Asthma and the School Age Child

Help for the Asthmatic Child

Do they really need to suffer?
Nearly 5 million children younger than 18 have asthma, and the numbers are growing. Do you know a child with asthma? Perhaps it is your own child. If so, then you know how much they suffer. Asthma is responsible for the over 10 million school absences each year, and plays a vital role in the life of school age children. Attacks may flare up unexpectedly, resulting in children refraining from playing school sports, missing class to take their time-sensitive asthma medication, and carrying around the insecurities associated with having this illness. Studies show that children between the ages of 5 to 17 with severe asthma were three times more likely to have serious behavioral problems and learning disabilities then other children. Many of these disabilities are the result of drug related side effects that might influence school performance as well. The more you understand about asthma – the symptoms, causes, and treatments – the better prepared you will be to help improve the quality of life for you and your child.
What is Asthma?
Asthma occurs when the airways swell and air passages in the lungs become narrow, making it difficult to breathe. Those with asthma react to environmental triggers, including dust, dust mites, mold, or pets. Reactions to these factors induce asthma attacks resulting in wheezing and/or coughing symptoms, which can be fatal. During an asthma attack, the mucus-producing cells within the airway increase their output causing mucus to plug the airway. Parts of the airway become entirely blocked with the combination of airway narrowing, mucus plugging, and airway inflammation. Air becomes trapped in the alveoli (air sacs at the end of the bronchioles). Proper exchange of oxygen and carbon dioxide cannot be provided for when air is trapped, leading to hypoxia (low oxygen content) in the body.
Identifying the Symptoms
Young children exhibit different signs of asthma than adults, making it difficult for even doctors to distinguish between asthma and infections.
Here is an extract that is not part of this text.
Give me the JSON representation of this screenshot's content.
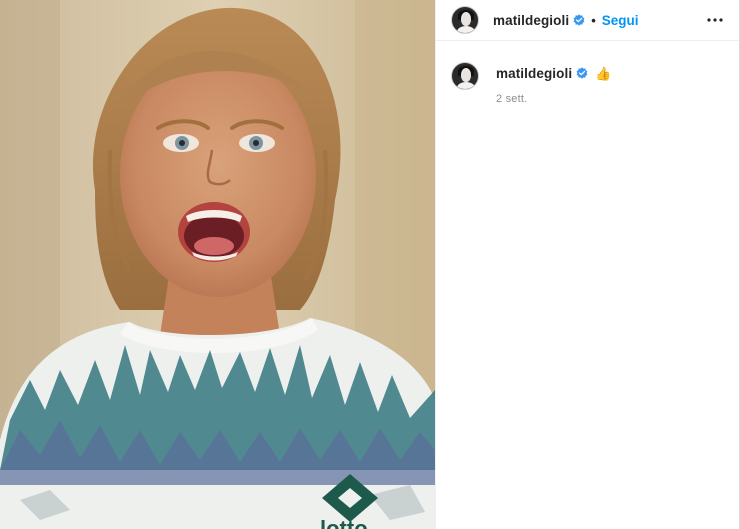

Asthma in children may appear as rapid respiration, noisy breathing, chest retraction and congestion. Wheezing is the number one indicator of childhood asthma, according to the National Asthma Education and Prevention Program. Wheezing occurs mainly when your child exhales, and is the result of air moving through a narrow airway, causing airflow turbulence and noisy respiration. You should notice whether your child has less stamina during active playtime than other children, or whether your child limits physical activities to prevent coughing or wheezing. Recurrent or constant coughing spells is another indication your child may be suffering from asthma. Chronic coughing is worse during the evening and nighttime hours, and could last for months at a time. Ancillary allergies that may be associated with asthma include hay fever, food allergies, hives, and eczema. Documenting your child’s symptoms is the best evidence you can give your child’s doctor to determine appropriate treatment.
What to Expect in an Asthma Diagnosis

Now that you know the symptoms, you are in a better position to validate whether you think your child is an asthma sufferer, or not, but the real test should be done by a doctor. Since asthma is harder to pinpoint in children than in adults, your child’s doctor will ask personal questions. Talk to your child in advance about being candid with their doctor, and give the child some personal time to chat with his or her physician, if necessary. Three essential components of an asthma diagnosis include:

  • Conduct a detailed medical history of the family, and the child. Asthma is a hereditary disease, often passed down through generations, so the more the doctor knows about the entire family’s history, the better off your child will be.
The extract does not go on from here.